CVE-2026-32523
Unrestricted File Upload in WPJAM Basic Allows Malicious Files
Publication date: 2026-03-25
Last updated on: 2026-03-26
Assigner: Patchstack
Description
Description
CVSS Scores
EPSS Scores
| Probability: | |
| Percentile: |
Meta Information
Affected Vendors & Products
| Vendor | Product | Version / Range |
|---|---|---|
| denishua | wpjam_basic | to 6.9.2 (inc) |
Helpful Resources
Exploitability
| CWE ID | Description |
|---|---|
| CWE-434 | The product allows the upload or transfer of dangerous file types that are automatically processed within its environment. |
Attack-Flow Graph
AI Powered Q&A
Can you explain this vulnerability to me?
This vulnerability is an Unrestricted Upload of File with Dangerous Type issue in the denishua WPJAM Basic plugin (wpjam-basic). It allows attackers to upload malicious files without proper restrictions or validation, potentially enabling harmful actions.
How can this vulnerability impact me? :
The vulnerability can allow attackers to upload malicious files to your system, which may lead to unauthorized code execution, data compromise, or other security breaches depending on the nature of the uploaded files.
How does this vulnerability affect compliance with common standards and regulations (like GDPR, HIPAA)?:
The vulnerability allows attackers to upload and execute malicious files, potentially leading to unauthorized access and control over the affected website.
Such unauthorized access and control can result in data breaches or exposure of sensitive information, which may impact compliance with standards and regulations like GDPR and HIPAA that require protection of personal and sensitive data.
Therefore, if exploited, this vulnerability could lead to violations of these regulations due to inadequate security controls and potential data compromise.
How can this vulnerability be detected on my network or system?

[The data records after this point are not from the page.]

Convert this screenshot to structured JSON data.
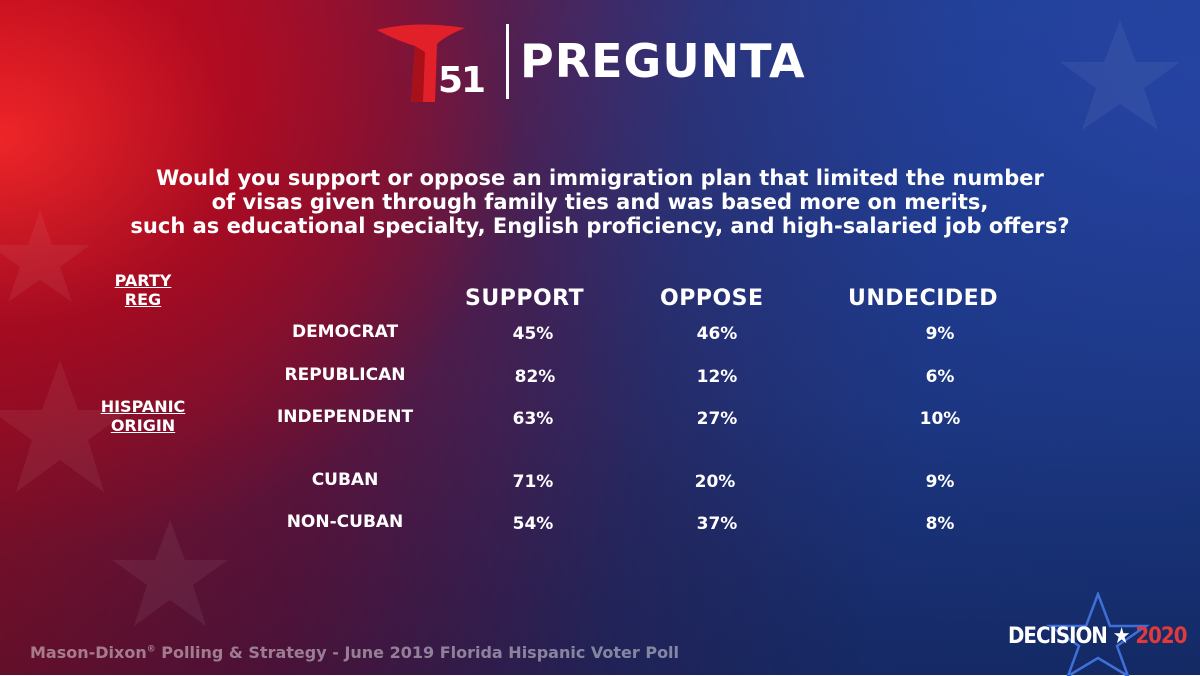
{
  "brand": {
    "channel_number": "51",
    "title": "PREGUNTA"
  },
  "question": {
    "lines": [
      "Would you support or oppose an immigration plan that limited the number",
      "of visas given through family ties and was based more on merits,",
      "such as educational specialty, English proficiency, and high-salaried job offers?"
    ]
  },
  "group_labels": {
    "party_line1": "PARTY",
    "party_line2": "REG",
    "hispanic_line1": "HISPANIC",
    "hispanic_line2": "ORIGIN"
  },
  "chart_data": {
    "type": "table",
    "columns": [
      "SUPPORT",
      "OPPOSE",
      "UNDECIDED"
    ],
    "rows": [
      {
        "label": "DEMOCRAT",
        "values": [
          "45%",
          "46%",
          "9%"
        ]
      },
      {
        "label": "REPUBLICAN",
        "values": [
          "82%",
          "12%",
          "6%"
        ]
      },
      {
        "label": "INDEPENDENT",
        "values": [
          "63%",
          "27%",
          "10%"
        ]
      },
      {
        "label": "CUBAN",
        "values": [
          "71%",
          "20%",
          "9%"
        ]
      },
      {
        "label": "NON-CUBAN",
        "values": [
          "54%",
          "37%",
          "8%"
        ]
      }
    ]
  },
  "footer": {
    "source_pre": "Mason-Dixon",
    "source_reg": "®",
    "source_post": " Polling & Strategy - June 2019 Florida Hispanic Voter Poll"
  },
  "decision_logo": {
    "word": "DECISION",
    "star": "★",
    "year": "2020"
  },
  "colors": {
    "accent_red": "#e2202a",
    "text": "#ffffff"
  }
}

Can you suggest some commands?
The vulnerability allows attackers to upload arbitrary files, including malicious backdoors, to the affected website. Detection can involve monitoring for unusual file uploads or the presence of unexpected files in the plugin directories.

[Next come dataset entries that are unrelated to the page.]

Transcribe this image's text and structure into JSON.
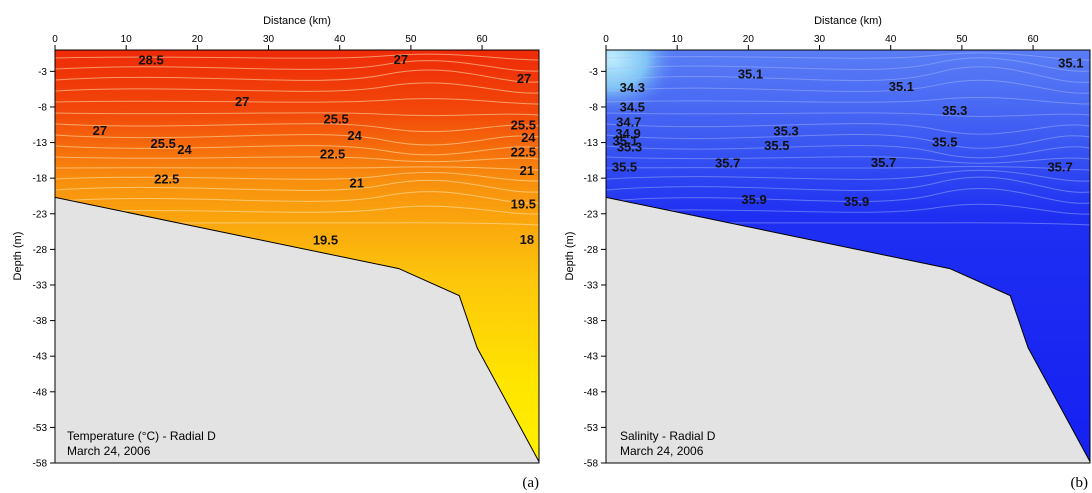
{
  "chart_data": [
    {
      "type": "contour",
      "panel_label": "(a)",
      "xlabel": "Distance (km)",
      "ylabel": "Depth (m)",
      "xlim": [
        0,
        68
      ],
      "ylim": [
        -58,
        0
      ],
      "xticks": [
        0,
        10,
        20,
        30,
        40,
        50,
        60
      ],
      "yticks": [
        -3,
        -8,
        -13,
        -18,
        -23,
        -28,
        -33,
        -38,
        -43,
        -48,
        -53,
        -58
      ],
      "annotation_lines": [
        "Temperature (°C) - Radial D",
        "March 24, 2006"
      ],
      "colors": {
        "top": "#ee2a08",
        "mid": "#f8a50e",
        "bottom": "#ffe800",
        "seabed": "#e3e3e3"
      },
      "bottom_profile": [
        [
          0,
          -20.7
        ],
        [
          48.3,
          -30.7
        ],
        [
          56.8,
          -34.5
        ],
        [
          59.3,
          -41.8
        ],
        [
          68,
          -57.8
        ]
      ],
      "contour_labels": [
        {
          "text": "28.5",
          "x": 13.5,
          "y": -1.4
        },
        {
          "text": "27",
          "x": 48.6,
          "y": -1.3
        },
        {
          "text": "27",
          "x": 65.9,
          "y": -4.0
        },
        {
          "text": "27",
          "x": 26.3,
          "y": -7.2
        },
        {
          "text": "27",
          "x": 6.3,
          "y": -11.3
        },
        {
          "text": "25.5",
          "x": 39.5,
          "y": -9.7
        },
        {
          "text": "25.5",
          "x": 65.8,
          "y": -10.5
        },
        {
          "text": "24",
          "x": 42.1,
          "y": -12.0
        },
        {
          "text": "24",
          "x": 66.5,
          "y": -12.3
        },
        {
          "text": "25.5",
          "x": 15.2,
          "y": -13.1
        },
        {
          "text": "24",
          "x": 18.2,
          "y": -14.0
        },
        {
          "text": "22.5",
          "x": 39.0,
          "y": -14.6
        },
        {
          "text": "22.5",
          "x": 65.8,
          "y": -14.3
        },
        {
          "text": "21",
          "x": 66.3,
          "y": -16.9
        },
        {
          "text": "22.5",
          "x": 15.7,
          "y": -18.1
        },
        {
          "text": "21",
          "x": 42.4,
          "y": -18.7
        },
        {
          "text": "19.5",
          "x": 65.8,
          "y": -21.6
        },
        {
          "text": "19.5",
          "x": 38.0,
          "y": -26.7
        },
        {
          "text": "18",
          "x": 66.3,
          "y": -26.6
        }
      ]
    },
    {
      "type": "contour",
      "panel_label": "(b)",
      "xlabel": "Distance (km)",
      "ylabel": "Depth (m)",
      "xlim": [
        0,
        68
      ],
      "ylim": [
        -58,
        0
      ],
      "xticks": [
        0,
        10,
        20,
        30,
        40,
        50,
        60
      ],
      "yticks": [
        -3,
        -8,
        -13,
        -18,
        -23,
        -28,
        -33,
        -38,
        -43,
        -48,
        -53,
        -58
      ],
      "annotation_lines": [
        "Salinity - Radial D",
        "March 24, 2006"
      ],
      "colors": {
        "fresh": "#8ad6f5",
        "mid": "#3a5ff0",
        "deep": "#1520f2",
        "seabed": "#e3e3e3"
      },
      "bottom_profile": [
        [
          0,
          -20.7
        ],
        [
          48.3,
          -30.7
        ],
        [
          56.8,
          -34.5
        ],
        [
          59.3,
          -41.8
        ],
        [
          68,
          -57.8
        ]
      ],
      "contour_labels": [
        {
          "text": "35.1",
          "x": 20.3,
          "y": -3.4
        },
        {
          "text": "35.1",
          "x": 41.5,
          "y": -5.1
        },
        {
          "text": "35.1",
          "x": 65.3,
          "y": -1.8
        },
        {
          "text": "34.3",
          "x": 3.7,
          "y": -5.3
        },
        {
          "text": "34.5",
          "x": 3.7,
          "y": -8.0
        },
        {
          "text": "34.7",
          "x": 3.2,
          "y": -10.1
        },
        {
          "text": "34.9",
          "x": 3.1,
          "y": -11.7
        },
        {
          "text": "35.1",
          "x": 2.7,
          "y": -12.8
        },
        {
          "text": "35.3",
          "x": 3.3,
          "y": -13.6
        },
        {
          "text": "35.3",
          "x": 49.0,
          "y": -8.5
        },
        {
          "text": "35.3",
          "x": 25.3,
          "y": -11.4
        },
        {
          "text": "35.5",
          "x": 24.0,
          "y": -13.4
        },
        {
          "text": "35.5",
          "x": 47.6,
          "y": -12.9
        },
        {
          "text": "35.5",
          "x": 2.6,
          "y": -16.4
        },
        {
          "text": "35.7",
          "x": 17.1,
          "y": -15.9
        },
        {
          "text": "35.7",
          "x": 39.0,
          "y": -15.8
        },
        {
          "text": "35.7",
          "x": 63.8,
          "y": -16.4
        },
        {
          "text": "35.9",
          "x": 20.8,
          "y": -21.0
        },
        {
          "text": "35.9",
          "x": 35.2,
          "y": -21.3
        }
      ]
    }
  ]
}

Specific commands are not provided in the available resources, but general approaches include scanning the web server directories for recently added or modified files with suspicious extensions or content, and reviewing web server logs for suspicious POST requests to the WPJAM Basic plugin upload endpoints.

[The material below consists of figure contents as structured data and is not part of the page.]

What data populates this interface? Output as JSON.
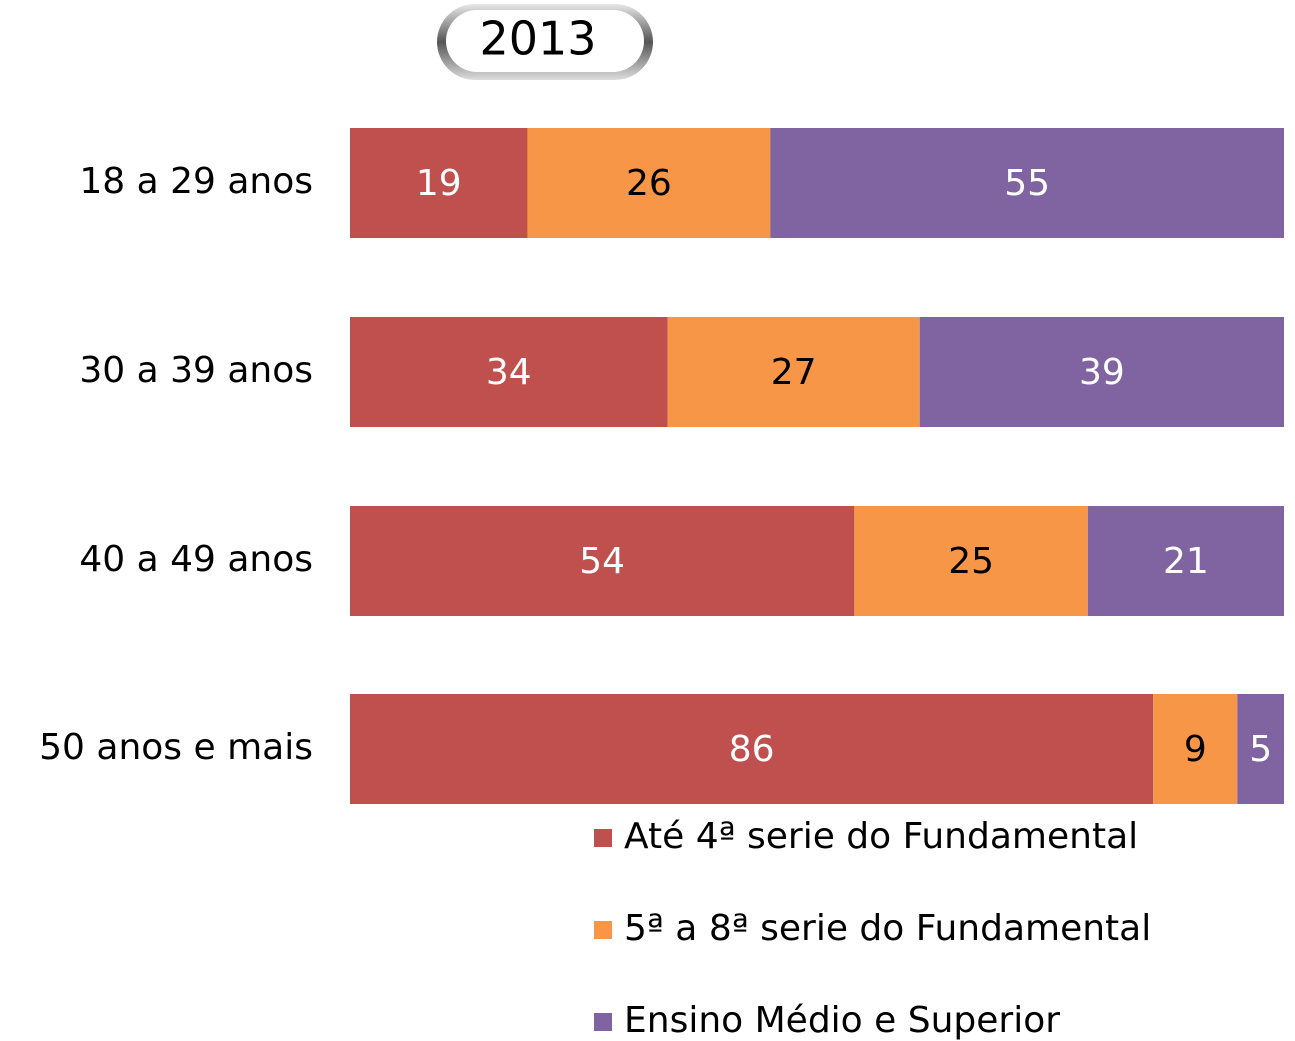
{
  "chart_data": {
    "type": "stacked_bar_horizontal",
    "title": "2013",
    "categories": [
      "18 a 29 anos",
      "30 a 39 anos",
      "40 a 49 anos",
      "50 anos e mais"
    ],
    "series": [
      {
        "name": "Até 4ª serie do Fundamental",
        "color": "#c0504d",
        "label_color": "#ffffff",
        "values": [
          19,
          34,
          54,
          86
        ]
      },
      {
        "name": "5ª a 8ª serie do Fundamental",
        "color": "#f79646",
        "label_color": "#000000",
        "values": [
          26,
          27,
          25,
          9
        ]
      },
      {
        "name": "Ensino Médio e Superior",
        "color": "#8064a2",
        "label_color": "#ffffff",
        "values": [
          55,
          39,
          21,
          5
        ]
      }
    ],
    "xlim": [
      0,
      100
    ]
  }
}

What immediate steps should I take to mitigate this vulnerability?
The immediate mitigation step is to update the WPJAM Basic plugin to version 6.9.2.1 or later, where the vulnerability has been patched.
Until the update can be applied, users of Patchstack can enable an automatic mitigation rule that blocks exploitation attempts.
Additionally, enabling auto-updates for vulnerable plugins and seeking assistance from hosting providers or developers if unable to update the plugin manually are recommended.